Born in China in 1954, Jia Lu grew up in a family of artists. Raised in a home surrounded by plaster casts of world sculpture, she came to an early appreciation of the beauty and power of the human figure. Jia Lu was already an accomplished figure painter in Western and Chinese media when she left China for Canada in 1983.
Jia Lu’s oil paintings combine Asian spiritual and philosophical inspiration with European classical realism. Her work draws the viewer on silver threads into a world of light and wonder, of deep respect and quiet wisdom. It is a world inhabited by graceful figures contemplating the mysteries of existence, secure, supremely confident and self- assured. In her most characteristic works, Jia Lu’s imagery seems to drift on the edge of a waking dream. The quiet introspection in her figures is the result of a long fascination with Buddhism, and particularly the medieval Buddhist art of Central Asia where she has spent much of her time.

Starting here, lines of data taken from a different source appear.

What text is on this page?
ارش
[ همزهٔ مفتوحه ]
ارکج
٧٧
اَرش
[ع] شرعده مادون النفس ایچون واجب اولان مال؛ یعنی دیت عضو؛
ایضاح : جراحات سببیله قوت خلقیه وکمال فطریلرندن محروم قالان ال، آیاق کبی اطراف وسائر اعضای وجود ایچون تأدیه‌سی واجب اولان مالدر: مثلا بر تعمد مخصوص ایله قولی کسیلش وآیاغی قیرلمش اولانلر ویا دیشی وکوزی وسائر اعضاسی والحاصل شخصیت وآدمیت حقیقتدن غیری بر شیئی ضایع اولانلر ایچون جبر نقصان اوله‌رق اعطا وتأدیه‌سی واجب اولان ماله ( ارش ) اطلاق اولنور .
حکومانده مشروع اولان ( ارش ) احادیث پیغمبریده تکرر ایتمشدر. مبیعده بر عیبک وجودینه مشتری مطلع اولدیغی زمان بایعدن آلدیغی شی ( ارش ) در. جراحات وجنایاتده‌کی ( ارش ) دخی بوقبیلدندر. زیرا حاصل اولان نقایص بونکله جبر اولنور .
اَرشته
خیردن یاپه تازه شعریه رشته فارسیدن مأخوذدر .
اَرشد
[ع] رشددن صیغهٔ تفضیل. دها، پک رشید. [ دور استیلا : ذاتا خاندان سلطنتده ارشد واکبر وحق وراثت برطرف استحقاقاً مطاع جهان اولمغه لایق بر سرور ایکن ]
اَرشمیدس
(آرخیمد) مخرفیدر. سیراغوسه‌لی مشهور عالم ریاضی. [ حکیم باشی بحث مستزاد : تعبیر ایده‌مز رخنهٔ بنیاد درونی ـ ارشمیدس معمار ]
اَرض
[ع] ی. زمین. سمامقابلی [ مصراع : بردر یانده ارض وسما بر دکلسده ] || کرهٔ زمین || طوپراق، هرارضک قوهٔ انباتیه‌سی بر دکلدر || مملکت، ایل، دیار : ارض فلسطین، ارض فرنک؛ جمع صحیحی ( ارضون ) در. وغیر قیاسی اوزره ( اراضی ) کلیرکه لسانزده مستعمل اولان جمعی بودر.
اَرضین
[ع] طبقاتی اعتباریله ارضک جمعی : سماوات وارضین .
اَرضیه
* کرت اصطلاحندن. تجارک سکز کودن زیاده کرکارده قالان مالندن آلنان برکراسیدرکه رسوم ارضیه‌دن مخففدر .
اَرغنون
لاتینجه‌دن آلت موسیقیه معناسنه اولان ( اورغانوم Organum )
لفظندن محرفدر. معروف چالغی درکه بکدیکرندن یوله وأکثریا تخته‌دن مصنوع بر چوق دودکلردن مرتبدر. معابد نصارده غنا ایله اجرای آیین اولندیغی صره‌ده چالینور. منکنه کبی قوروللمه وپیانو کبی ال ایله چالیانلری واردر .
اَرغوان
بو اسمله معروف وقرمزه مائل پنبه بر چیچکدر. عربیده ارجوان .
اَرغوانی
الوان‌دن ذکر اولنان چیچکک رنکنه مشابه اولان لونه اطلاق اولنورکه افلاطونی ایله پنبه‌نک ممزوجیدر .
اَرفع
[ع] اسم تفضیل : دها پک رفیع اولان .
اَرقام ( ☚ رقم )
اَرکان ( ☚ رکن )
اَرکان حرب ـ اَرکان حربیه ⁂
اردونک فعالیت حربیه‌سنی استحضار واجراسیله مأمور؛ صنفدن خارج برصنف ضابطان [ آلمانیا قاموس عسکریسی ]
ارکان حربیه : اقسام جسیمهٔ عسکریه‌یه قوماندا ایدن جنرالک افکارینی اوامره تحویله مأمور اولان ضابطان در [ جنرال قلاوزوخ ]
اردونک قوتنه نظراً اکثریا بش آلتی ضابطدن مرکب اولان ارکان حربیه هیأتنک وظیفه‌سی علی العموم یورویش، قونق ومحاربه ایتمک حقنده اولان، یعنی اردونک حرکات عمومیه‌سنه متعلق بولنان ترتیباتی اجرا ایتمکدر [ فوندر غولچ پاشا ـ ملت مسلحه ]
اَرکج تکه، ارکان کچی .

Jia Lu’s realism and detail, built on years of rigorous training in both Eastern and Western traditions, reveal a love for surface and texture. Dignity and solitude emanate from her works, captured and preserved at their most dramatic and universal moment. “For me the challenge is to create beauty,” says Lu, “to better persuade my viewers to look again at their life and the world around them...” As a result, Jia Lu’s paintings belong to a tradition of narrative, realistic art that speaks for itself even while her work has much in common with contemporary figurative trends.
Recognized as one of the leading figurative painters to come from China since the 1980’s, Jia Lu has over one hundred international exhibitions to her credit. Her works are prominently featured in private and public collections around the world.